We're getting significant leverage on the OpEx side of the equation, and operating margins have been, you know, moving in the right direction in that regard as well. The last thing I would just point out from a more discrete standpoint is we have a very uniquely and hyper-competitive environment in India. India has now grown to be 10% of our business globally. It's a fantastic market. It's one we continue to grow in, but we're seeing behaviors that are pricing behaviors at negative margins on deals, and we're simply not going to participate in those deals. We're going to continue to grow in the areas that are strategic. We're going to continue to bid competitively where it makes sense. We still grew, you know, mid-single digits in our Q1 in our India business despite those factors. We're starting to see that level as we expected.

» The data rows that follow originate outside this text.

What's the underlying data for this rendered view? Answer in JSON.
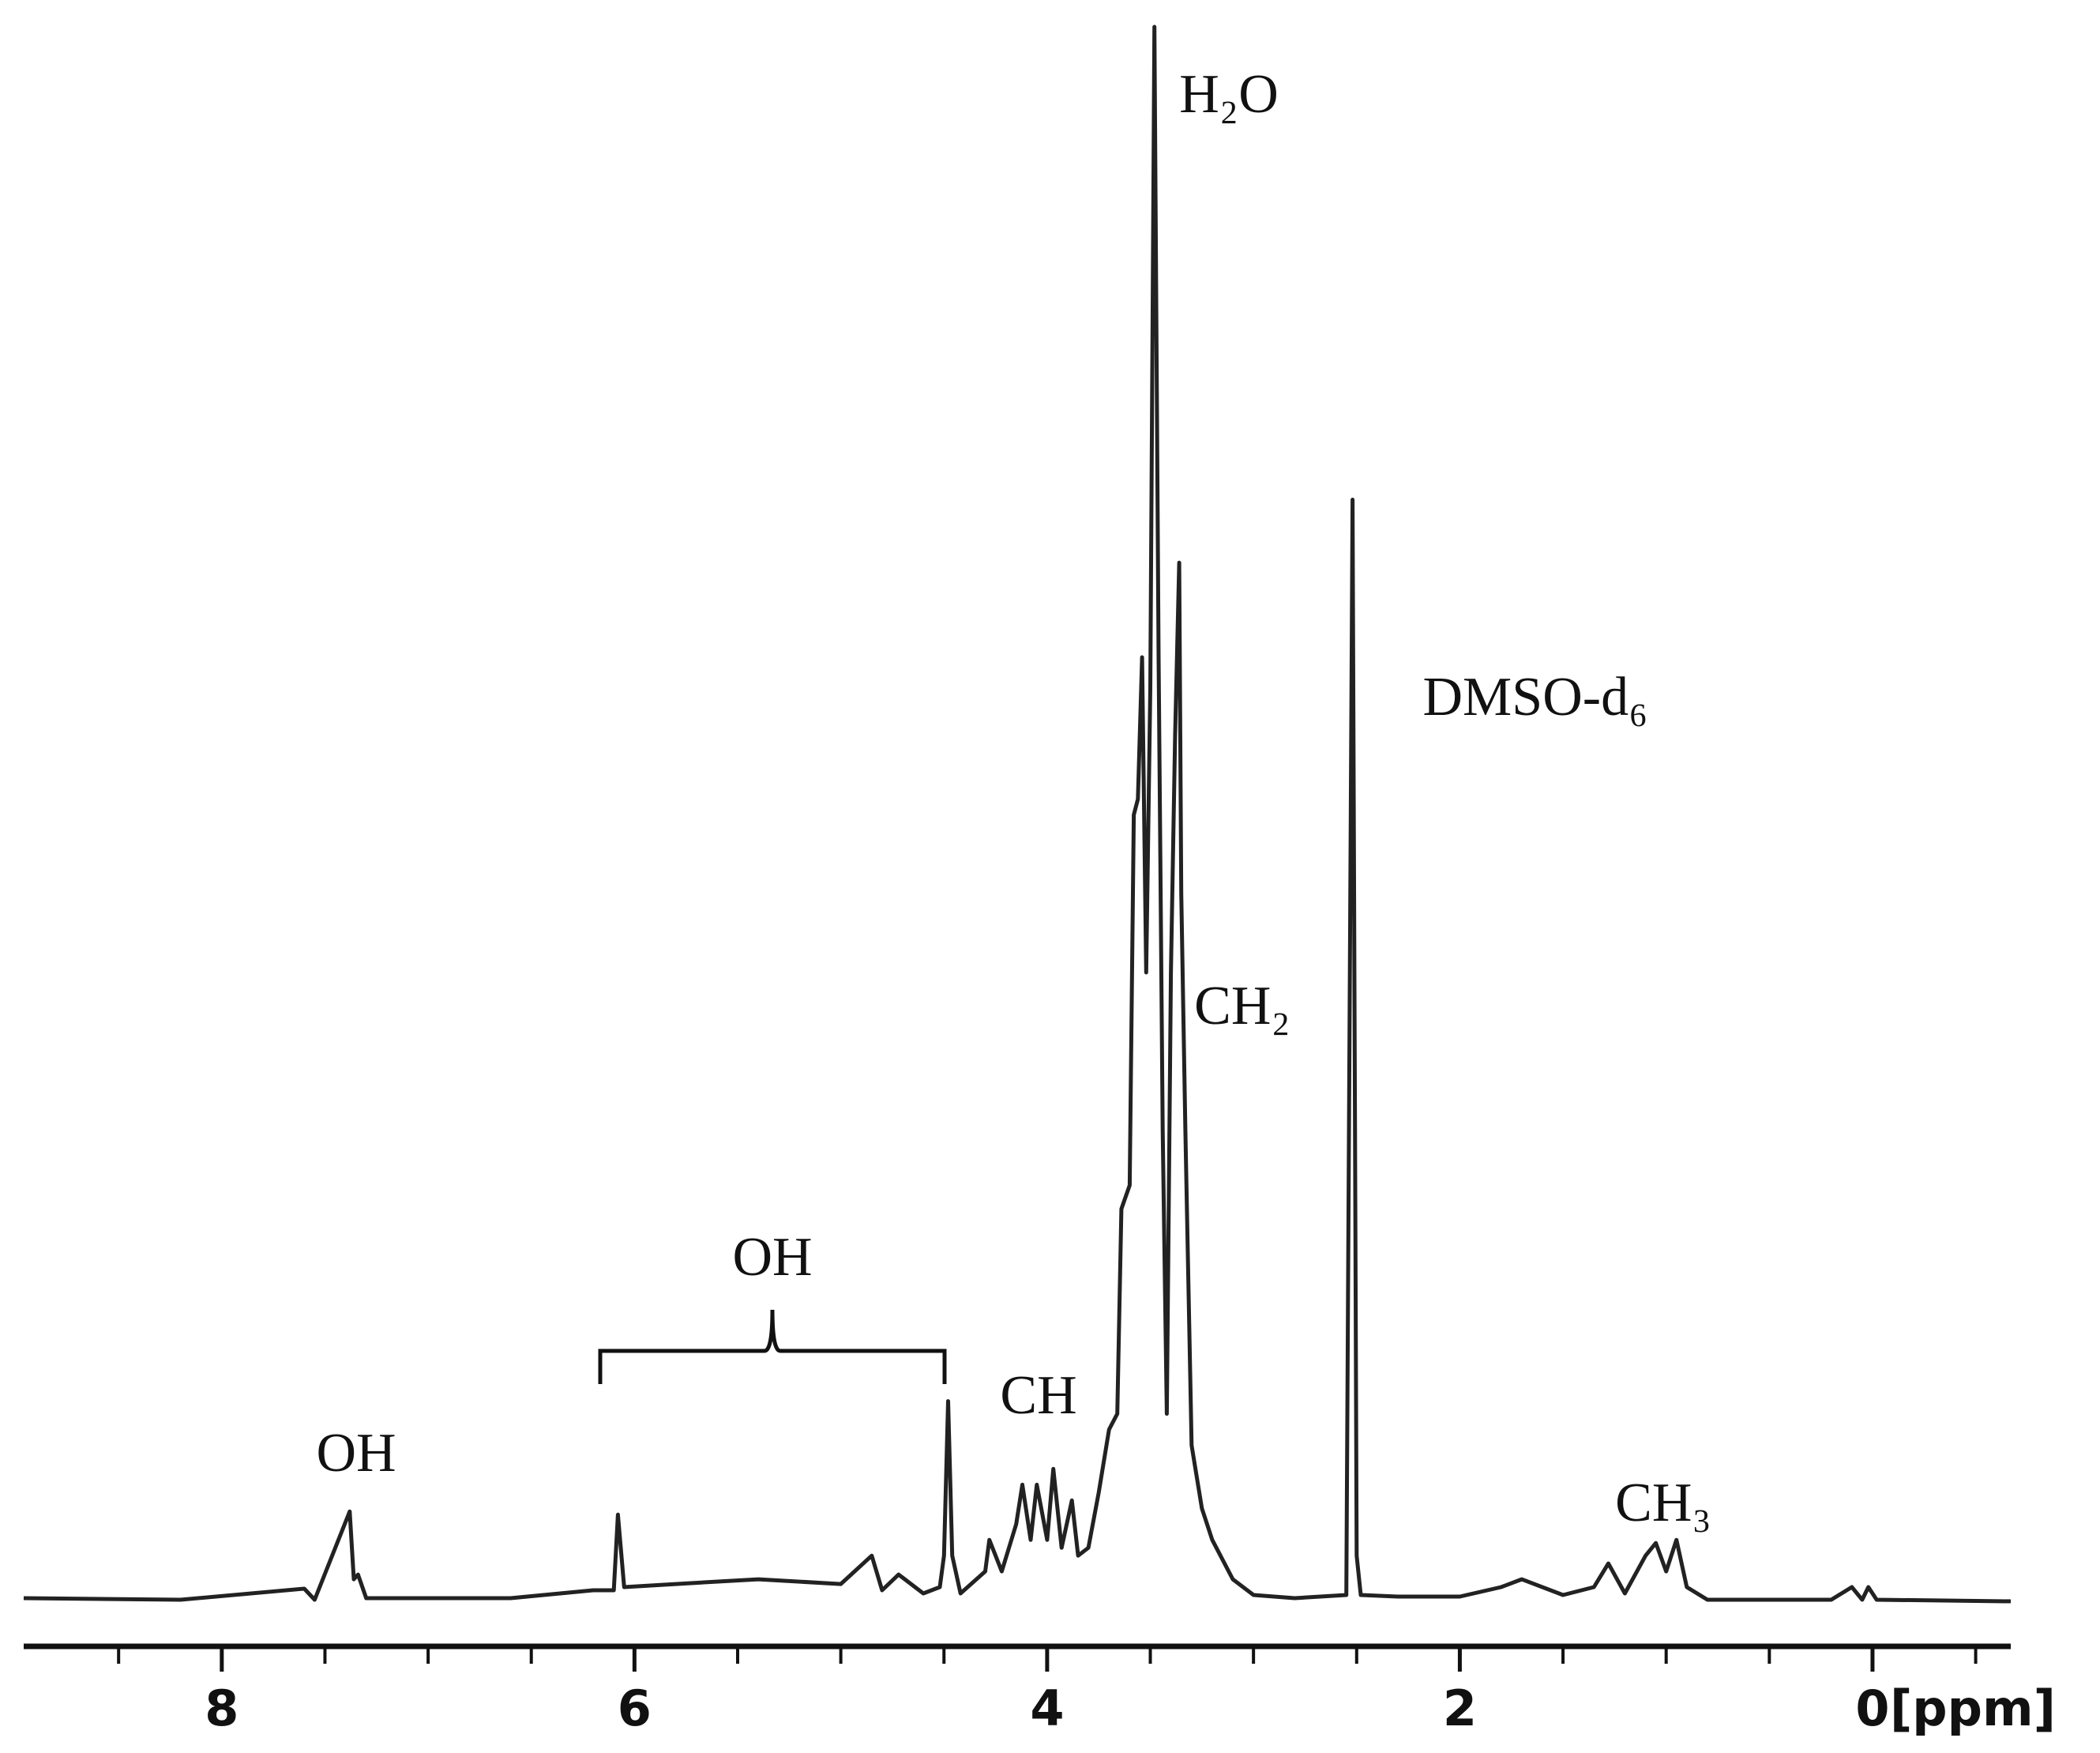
{
  "chart_data": {
    "type": "line",
    "x_label": "[ppm]",
    "xlim": [
      8.96,
      -0.67
    ],
    "ylim": [
      0,
      100
    ],
    "xticks": [
      8,
      6,
      4,
      2,
      0
    ],
    "xminorticks": [
      8.5,
      7.5,
      7,
      6.5,
      5.5,
      5,
      4.5,
      3.5,
      3,
      2.5,
      1.5,
      1,
      0.5,
      -0.5
    ],
    "color": "#222222",
    "annotations": [
      "H₂O",
      "DMSO-d₆",
      "CH₂",
      "CH",
      "OH",
      "OH",
      "CH₃"
    ],
    "x": [
      8.96,
      8.2,
      7.6,
      7.55,
      7.38,
      7.36,
      7.34,
      7.3,
      6.6,
      6.2,
      6.1,
      6.08,
      6.05,
      5.8,
      5.4,
      5.0,
      4.85,
      4.8,
      4.72,
      4.6,
      4.52,
      4.5,
      4.48,
      4.46,
      4.42,
      4.3,
      4.28,
      4.22,
      4.15,
      4.12,
      4.08,
      4.05,
      4.0,
      3.97,
      3.93,
      3.88,
      3.85,
      3.8,
      3.75,
      3.7,
      3.66,
      3.64,
      3.6,
      3.58,
      3.56,
      3.54,
      3.52,
      3.5,
      3.48,
      3.46,
      3.44,
      3.42,
      3.4,
      3.38,
      3.36,
      3.35,
      3.33,
      3.3,
      3.25,
      3.2,
      3.1,
      3.0,
      2.8,
      2.55,
      2.52,
      2.5,
      2.48,
      2.3,
      2.0,
      1.8,
      1.7,
      1.5,
      1.35,
      1.28,
      1.2,
      1.1,
      1.05,
      1.0,
      0.95,
      0.9,
      0.8,
      0.2,
      0.1,
      0.05,
      0.02,
      -0.02,
      -0.67
    ],
    "values": [
      0.3,
      0.2,
      0.9,
      0.2,
      5.8,
      1.5,
      1.8,
      0.3,
      0.3,
      0.8,
      0.8,
      5.6,
      1.0,
      1.2,
      1.5,
      1.2,
      3.0,
      0.8,
      1.8,
      0.6,
      1.0,
      3.0,
      12.8,
      3.0,
      0.6,
      2.0,
      4.0,
      2.0,
      5.0,
      7.5,
      4.0,
      7.5,
      4.0,
      8.5,
      3.5,
      6.5,
      3.0,
      3.5,
      7.0,
      11.0,
      12.0,
      25.0,
      26.5,
      50.0,
      51.0,
      60.0,
      40.0,
      58.0,
      100,
      60.0,
      30.0,
      12.0,
      40.0,
      55.0,
      66.0,
      45.0,
      30.0,
      10.0,
      6.0,
      4.0,
      1.5,
      0.5,
      0.3,
      0.5,
      70.0,
      3.0,
      0.5,
      0.4,
      0.4,
      1.0,
      1.5,
      0.5,
      1.0,
      2.5,
      0.6,
      3.0,
      3.8,
      2.0,
      4.0,
      1.0,
      0.2,
      0.2,
      1.0,
      0.2,
      1.0,
      0.2,
      0.1
    ]
  }
}
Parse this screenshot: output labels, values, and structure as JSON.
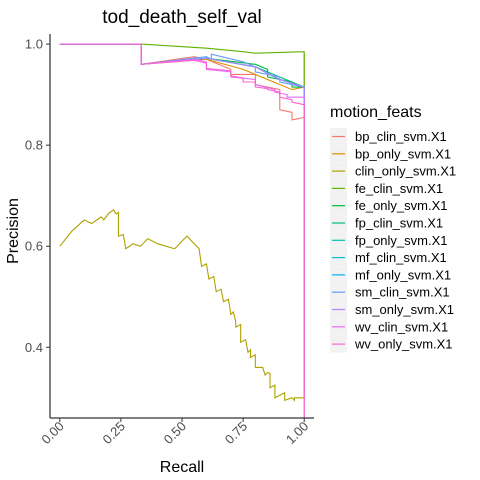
{
  "chart_data": {
    "type": "line",
    "title": "tod_death_self_val",
    "xlabel": "Recall",
    "ylabel": "Precision",
    "xlim": [
      -0.04,
      1.04
    ],
    "ylim": [
      0.26,
      1.02
    ],
    "x_ticks": [
      0.0,
      0.25,
      0.5,
      0.75,
      1.0
    ],
    "x_tick_labels": [
      "0.00",
      "0.25",
      "0.50",
      "0.75",
      "1.00"
    ],
    "y_ticks": [
      0.4,
      0.6,
      0.8,
      1.0
    ],
    "y_tick_labels": [
      "0.4",
      "0.6",
      "0.8",
      "1.0"
    ],
    "grid": false,
    "legend": {
      "title": "motion_feats",
      "placement": "right"
    },
    "series": [
      {
        "name": "bp_clin_svm.X1",
        "color": "#F8766D",
        "x": [
          0,
          0.333,
          0.333,
          0.55,
          0.6,
          0.7,
          0.7,
          0.8,
          0.8,
          0.9,
          0.9,
          0.95,
          0.95,
          1.0,
          1.0
        ],
        "y": [
          1.0,
          1.0,
          0.96,
          0.975,
          0.97,
          0.95,
          0.94,
          0.94,
          0.92,
          0.91,
          0.87,
          0.865,
          0.85,
          0.855,
          0.3
        ]
      },
      {
        "name": "bp_only_svm.X1",
        "color": "#DB8E00",
        "x": [
          0,
          0.333,
          0.333,
          0.6,
          0.75,
          0.85,
          0.95,
          1.0,
          1.0
        ],
        "y": [
          1.0,
          1.0,
          0.96,
          0.97,
          0.95,
          0.93,
          0.91,
          0.915,
          0.3
        ]
      },
      {
        "name": "clin_only_svm.X1",
        "color": "#AEA200",
        "x": [
          0,
          0.05,
          0.1,
          0.13,
          0.17,
          0.18,
          0.2,
          0.22,
          0.23,
          0.24,
          0.24,
          0.26,
          0.27,
          0.3,
          0.33,
          0.36,
          0.4,
          0.47,
          0.52,
          0.55,
          0.57,
          0.58,
          0.6,
          0.61,
          0.63,
          0.64,
          0.66,
          0.67,
          0.69,
          0.7,
          0.71,
          0.72,
          0.72,
          0.74,
          0.74,
          0.76,
          0.77,
          0.78,
          0.78,
          0.8,
          0.8,
          0.83,
          0.84,
          0.85,
          0.86,
          0.86,
          0.88,
          0.88,
          0.9,
          0.92,
          0.92,
          0.95,
          0.96,
          0.96,
          1.0,
          1.0
        ],
        "y": [
          0.6,
          0.63,
          0.652,
          0.645,
          0.658,
          0.652,
          0.665,
          0.672,
          0.664,
          0.667,
          0.62,
          0.623,
          0.595,
          0.605,
          0.6,
          0.615,
          0.605,
          0.595,
          0.62,
          0.605,
          0.595,
          0.56,
          0.565,
          0.535,
          0.54,
          0.51,
          0.515,
          0.49,
          0.495,
          0.465,
          0.47,
          0.45,
          0.44,
          0.445,
          0.41,
          0.415,
          0.39,
          0.395,
          0.38,
          0.385,
          0.36,
          0.36,
          0.345,
          0.35,
          0.348,
          0.32,
          0.325,
          0.3,
          0.305,
          0.31,
          0.295,
          0.3,
          0.295,
          0.3,
          0.3,
          0.98
        ]
      },
      {
        "name": "fe_clin_svm.X1",
        "color": "#5EB300",
        "x": [
          0,
          0.333,
          0.333,
          0.6,
          0.75,
          0.8,
          1.0,
          1.0
        ],
        "y": [
          1.0,
          1.0,
          1.0,
          0.992,
          0.985,
          0.982,
          0.985,
          0.3
        ]
      },
      {
        "name": "fe_only_svm.X1",
        "color": "#00BA38",
        "x": [
          0,
          0.333,
          0.333,
          0.6,
          0.8,
          0.85,
          0.85,
          0.95,
          0.95,
          1.0,
          1.0
        ],
        "y": [
          1.0,
          1.0,
          0.96,
          0.972,
          0.96,
          0.95,
          0.935,
          0.925,
          0.915,
          0.915,
          0.3
        ]
      },
      {
        "name": "fp_clin_svm.X1",
        "color": "#00BF74",
        "x": [
          0,
          0.333,
          0.333,
          0.6,
          0.8,
          0.9,
          1.0,
          1.0
        ],
        "y": [
          1.0,
          1.0,
          0.96,
          0.972,
          0.955,
          0.935,
          0.915,
          0.3
        ]
      },
      {
        "name": "fp_only_svm.X1",
        "color": "#00C0AF",
        "x": [
          0,
          0.333,
          0.333,
          0.6,
          0.8,
          0.9,
          1.0,
          1.0
        ],
        "y": [
          1.0,
          1.0,
          0.96,
          0.972,
          0.955,
          0.93,
          0.915,
          0.3
        ]
      },
      {
        "name": "mf_clin_svm.X1",
        "color": "#00BCD8",
        "x": [
          0,
          0.333,
          0.333,
          0.6,
          0.8,
          0.9,
          1.0,
          1.0
        ],
        "y": [
          1.0,
          1.0,
          0.96,
          0.972,
          0.955,
          0.93,
          0.915,
          0.3
        ]
      },
      {
        "name": "mf_only_svm.X1",
        "color": "#00B0F6",
        "x": [
          0,
          0.333,
          0.333,
          0.6,
          0.8,
          0.9,
          1.0,
          1.0
        ],
        "y": [
          1.0,
          1.0,
          0.96,
          0.972,
          0.955,
          0.93,
          0.915,
          0.3
        ]
      },
      {
        "name": "sm_clin_svm.X1",
        "color": "#619CFF",
        "x": [
          0,
          0.333,
          0.333,
          0.6,
          0.62,
          0.62,
          0.75,
          0.8,
          0.8,
          0.9,
          0.9,
          1.0,
          1.0
        ],
        "y": [
          1.0,
          1.0,
          0.96,
          0.975,
          0.97,
          0.98,
          0.965,
          0.955,
          0.945,
          0.935,
          0.925,
          0.915,
          0.3
        ]
      },
      {
        "name": "sm_only_svm.X1",
        "color": "#B983FF",
        "x": [
          0,
          0.333,
          0.333,
          0.6,
          0.8,
          0.9,
          1.0,
          1.0
        ],
        "y": [
          1.0,
          1.0,
          0.96,
          0.972,
          0.955,
          0.93,
          0.915,
          0.3
        ]
      },
      {
        "name": "wv_clin_svm.X1",
        "color": "#E76BF3",
        "x": [
          0,
          0.333,
          0.333,
          0.55,
          0.6,
          0.6,
          0.7,
          0.7,
          0.8,
          0.8,
          0.88,
          0.88,
          0.93,
          0.93,
          1.0,
          1.0
        ],
        "y": [
          1.0,
          1.0,
          0.96,
          0.97,
          0.965,
          0.95,
          0.945,
          0.935,
          0.93,
          0.92,
          0.91,
          0.905,
          0.9,
          0.895,
          0.895,
          0.26
        ]
      },
      {
        "name": "wv_only_svm.X1",
        "color": "#FD61D1",
        "x": [
          0,
          0.333,
          0.333,
          0.55,
          0.6,
          0.6,
          0.7,
          0.7,
          0.75,
          0.75,
          0.8,
          0.8,
          0.85,
          0.85,
          0.9,
          0.9,
          0.95,
          0.95,
          1.0,
          1.0
        ],
        "y": [
          1.0,
          1.0,
          0.96,
          0.968,
          0.962,
          0.952,
          0.947,
          0.937,
          0.933,
          0.925,
          0.925,
          0.915,
          0.912,
          0.91,
          0.905,
          0.895,
          0.89,
          0.885,
          0.88,
          0.26
        ]
      }
    ]
  }
}
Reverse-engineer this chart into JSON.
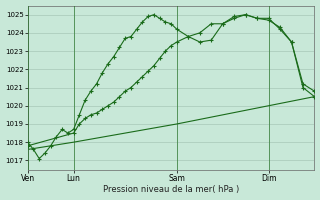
{
  "background_color": "#c8e8d8",
  "plot_bg_color": "#c8e8d8",
  "grid_color": "#a8c8b8",
  "line_color": "#1a6b1a",
  "xlabel": "Pression niveau de la mer( hPa )",
  "ylim": [
    1016.5,
    1025.5
  ],
  "yticks": [
    1017,
    1018,
    1019,
    1020,
    1021,
    1022,
    1023,
    1024,
    1025
  ],
  "day_labels": [
    "Ven",
    "Lun",
    "Sam",
    "Dim"
  ],
  "day_positions": [
    0,
    16,
    52,
    84
  ],
  "xlim": [
    0,
    100
  ],
  "line1_x": [
    0,
    2,
    4,
    6,
    8,
    10,
    12,
    14,
    16,
    18,
    20,
    22,
    24,
    26,
    28,
    30,
    32,
    34,
    36,
    38,
    40,
    42,
    44,
    46,
    48,
    50,
    52,
    56,
    60,
    64,
    68,
    72,
    76,
    80,
    84,
    88,
    92,
    96,
    100
  ],
  "line1_y": [
    1018.0,
    1017.6,
    1017.1,
    1017.4,
    1017.8,
    1018.3,
    1018.7,
    1018.5,
    1018.7,
    1019.5,
    1020.3,
    1020.8,
    1021.2,
    1021.8,
    1022.3,
    1022.7,
    1023.2,
    1023.7,
    1023.8,
    1024.2,
    1024.6,
    1024.9,
    1025.0,
    1024.8,
    1024.6,
    1024.5,
    1024.2,
    1023.8,
    1023.5,
    1023.6,
    1024.5,
    1024.9,
    1025.0,
    1024.8,
    1024.8,
    1024.2,
    1023.5,
    1021.2,
    1020.8
  ],
  "line2_x": [
    0,
    16,
    18,
    20,
    22,
    24,
    26,
    28,
    30,
    32,
    34,
    36,
    38,
    40,
    42,
    44,
    46,
    48,
    50,
    52,
    56,
    60,
    64,
    68,
    72,
    76,
    80,
    84,
    88,
    92,
    96,
    100
  ],
  "line2_y": [
    1017.8,
    1018.5,
    1019.0,
    1019.3,
    1019.5,
    1019.6,
    1019.8,
    1020.0,
    1020.2,
    1020.5,
    1020.8,
    1021.0,
    1021.3,
    1021.6,
    1021.9,
    1022.2,
    1022.6,
    1023.0,
    1023.3,
    1023.5,
    1023.8,
    1024.0,
    1024.5,
    1024.5,
    1024.8,
    1025.0,
    1024.8,
    1024.7,
    1024.3,
    1023.5,
    1021.0,
    1020.5
  ],
  "line3_x": [
    0,
    16,
    52,
    84,
    100
  ],
  "line3_y": [
    1017.6,
    1018.0,
    1019.0,
    1020.0,
    1020.5
  ]
}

Those behaviors are subsiding a bit. They're still heightened, but, you know, that it's starting to get better. We see the second half as more normal as we see it today sitting here in mid-May. That is a very unique factor to India. We see a more competitive market generally around the world, and that may impact a bit on pricing or even the terms and conditions and on credit days and things like that that we offer and what others offer into the market. It is pretty nominal, honestly. We operate in a pretty rational industry as a whole. India has just gotten a bit more hyper-competitive on a temporary basis.

Samik Chatterjee
Managing Director and Equity Research Analyst, JPMorgan

Got it. Got it. Does the customer mix, the geography mix of revenue and its impact on margins moderate once your cloud business ramps up further and becomes a larger piece overall? Because that is netted down revenue at high margin, I would assume.

Mike Zeller
EVP and CFO, Ingram Micro

Yeah, yeah. Cloud will still be double-digit margins, you know, very high double-digit margins on that netted down revenue base. But, and so that will always be a boost to profit dollars, I'm sorry, profit margin, I should say, on an ongoing basis. When you do still see, you know, growth of, you know, nearly 15% FX neutral in client and endpoint solutions, that's very robust. Those, you know, that's a sale that tends to be on average, you know, low to mid-single digit kind of gross margins. Again, very low cost to serve. A lot of that's even sold on fulfillment where the inventory does not even cross through our warehouses. That is why you see that leverage on the OpEx side of the equation, but that mix factor is just hard to offset.

Samik Chatterjee
Managing Director and Equity Research Analyst, JPMorgan

Okay. Okay. Got it. No. We've run out of time, so I'll wrap it up there, but thank you for coming to the conference.

Mike Zeller
EVP and CFO, Ingram Micro

Absolutely.

Samik Chatterjee
Managing Director and Equity Research Analyst, JPMorgan

Thank you to the audience as well. Thank you. You can, but maybe on the side. Yeah.

Mike Zeller
EVP and CFO, Ingram Micro

Yeah.

Speaker 6

Just to clarify, I think earlier when I talked to you, you mentioned that you felt that the tariffs would have little short-term implication on the industry and geography. This was slightly substantial. The second one, are you seeing any evidence of your OEM vendors sort of recasting their go-to-market strategy in terms of where they want to sell out to based upon the growth?

Mike Zeller
EVP and CFO, Ingram Micro

Not a lot of change on the strategy question, not a lot of change as far as where we're seeing that so far, but we're monitoring that closely as far as how we see the vendors. Even to the first part of your question, I think it's a little bit early days. I think we're seeing, as far as where we're seeing growth, whether it's cloud or in other areas, but certainly it's been more tempered in some of the cloud and advanced solutions areas versus the client and endpoint, which is, again, more systems, smartphones, accessories, and so forth. We can tie, I know we need to yield the room to somebody else. I can catch up. All right. Thank you.